Tuple unpacking in for loops

You could google on "tuple unpacking". This can be used in various places in Python. The simplest is in assignment

>>> x = (1,2)
>>> a, b = x
>>> a
1
>>> b
2

In a for loop it works similarly. If each element of the iterable is a tuple, then you can specify two variables and each element in the loop will be unpacked to the two.

>>> x = [(1,2), (3,4), (5,6)]
>>> for item in x:
...     print "A tuple", item
A tuple (1, 2)
A tuple (3, 4)
A tuple (5, 6)
>>> for a, b in x:
...     print "First", a, "then", b
First 1 then 2
First 3 then 4
First 5 then 6

The enumerate function creates an iterable of tuples, so it can be used this way.

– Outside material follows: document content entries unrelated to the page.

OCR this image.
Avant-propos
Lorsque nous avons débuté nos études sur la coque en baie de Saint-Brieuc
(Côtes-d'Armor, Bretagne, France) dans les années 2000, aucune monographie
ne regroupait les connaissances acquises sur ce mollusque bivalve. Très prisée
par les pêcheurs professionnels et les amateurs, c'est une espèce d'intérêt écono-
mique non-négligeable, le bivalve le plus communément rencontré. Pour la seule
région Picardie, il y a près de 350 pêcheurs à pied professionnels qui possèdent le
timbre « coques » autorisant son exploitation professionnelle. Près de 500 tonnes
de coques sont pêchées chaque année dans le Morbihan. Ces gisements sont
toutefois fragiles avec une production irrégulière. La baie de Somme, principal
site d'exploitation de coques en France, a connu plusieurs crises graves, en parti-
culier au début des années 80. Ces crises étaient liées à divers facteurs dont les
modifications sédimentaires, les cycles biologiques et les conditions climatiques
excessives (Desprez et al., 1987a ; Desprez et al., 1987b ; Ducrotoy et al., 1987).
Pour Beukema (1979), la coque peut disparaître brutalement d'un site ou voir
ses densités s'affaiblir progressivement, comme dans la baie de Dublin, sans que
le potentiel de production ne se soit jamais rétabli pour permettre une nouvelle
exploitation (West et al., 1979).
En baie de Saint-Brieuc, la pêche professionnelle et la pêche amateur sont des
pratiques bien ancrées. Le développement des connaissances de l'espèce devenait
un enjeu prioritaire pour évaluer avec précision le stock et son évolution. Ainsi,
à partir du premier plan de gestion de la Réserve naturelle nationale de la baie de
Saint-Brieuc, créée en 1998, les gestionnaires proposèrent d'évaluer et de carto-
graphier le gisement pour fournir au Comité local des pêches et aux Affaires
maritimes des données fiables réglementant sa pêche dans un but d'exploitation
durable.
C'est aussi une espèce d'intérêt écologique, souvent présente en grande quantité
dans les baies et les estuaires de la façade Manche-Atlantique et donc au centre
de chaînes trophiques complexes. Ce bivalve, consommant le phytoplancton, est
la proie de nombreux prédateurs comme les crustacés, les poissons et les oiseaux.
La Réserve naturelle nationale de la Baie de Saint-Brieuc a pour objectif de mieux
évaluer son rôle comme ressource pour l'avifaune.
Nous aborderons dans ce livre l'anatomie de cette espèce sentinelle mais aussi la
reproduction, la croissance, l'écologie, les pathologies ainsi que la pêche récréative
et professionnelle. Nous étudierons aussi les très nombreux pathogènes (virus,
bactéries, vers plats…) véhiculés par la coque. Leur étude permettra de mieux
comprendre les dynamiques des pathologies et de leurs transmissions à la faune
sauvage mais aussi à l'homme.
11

Enumerate basically gives you an index to work with in the for loop. So:

for i,a in enumerate([4, 5, 6, 7]):
    print i, ": ", a

Would print:

0: 4
1: 5
2: 6
3: 7

Take this code as an example:

elements = ['a', 'b', 'c', 'd', 'e']
index = 0

for element in elements:
  print element, index
  index += 1

You loop over the list and store an index variable as well. enumerate() does the same thing, but more concisely:

elements = ['a', 'b', 'c', 'd', 'e']

for index, element in enumerate(elements):
  print element, index

The index, element notation is required because enumerate returns a tuple ((1, 'a'), (2, 'b'), ...) that is unpacked into two different variables.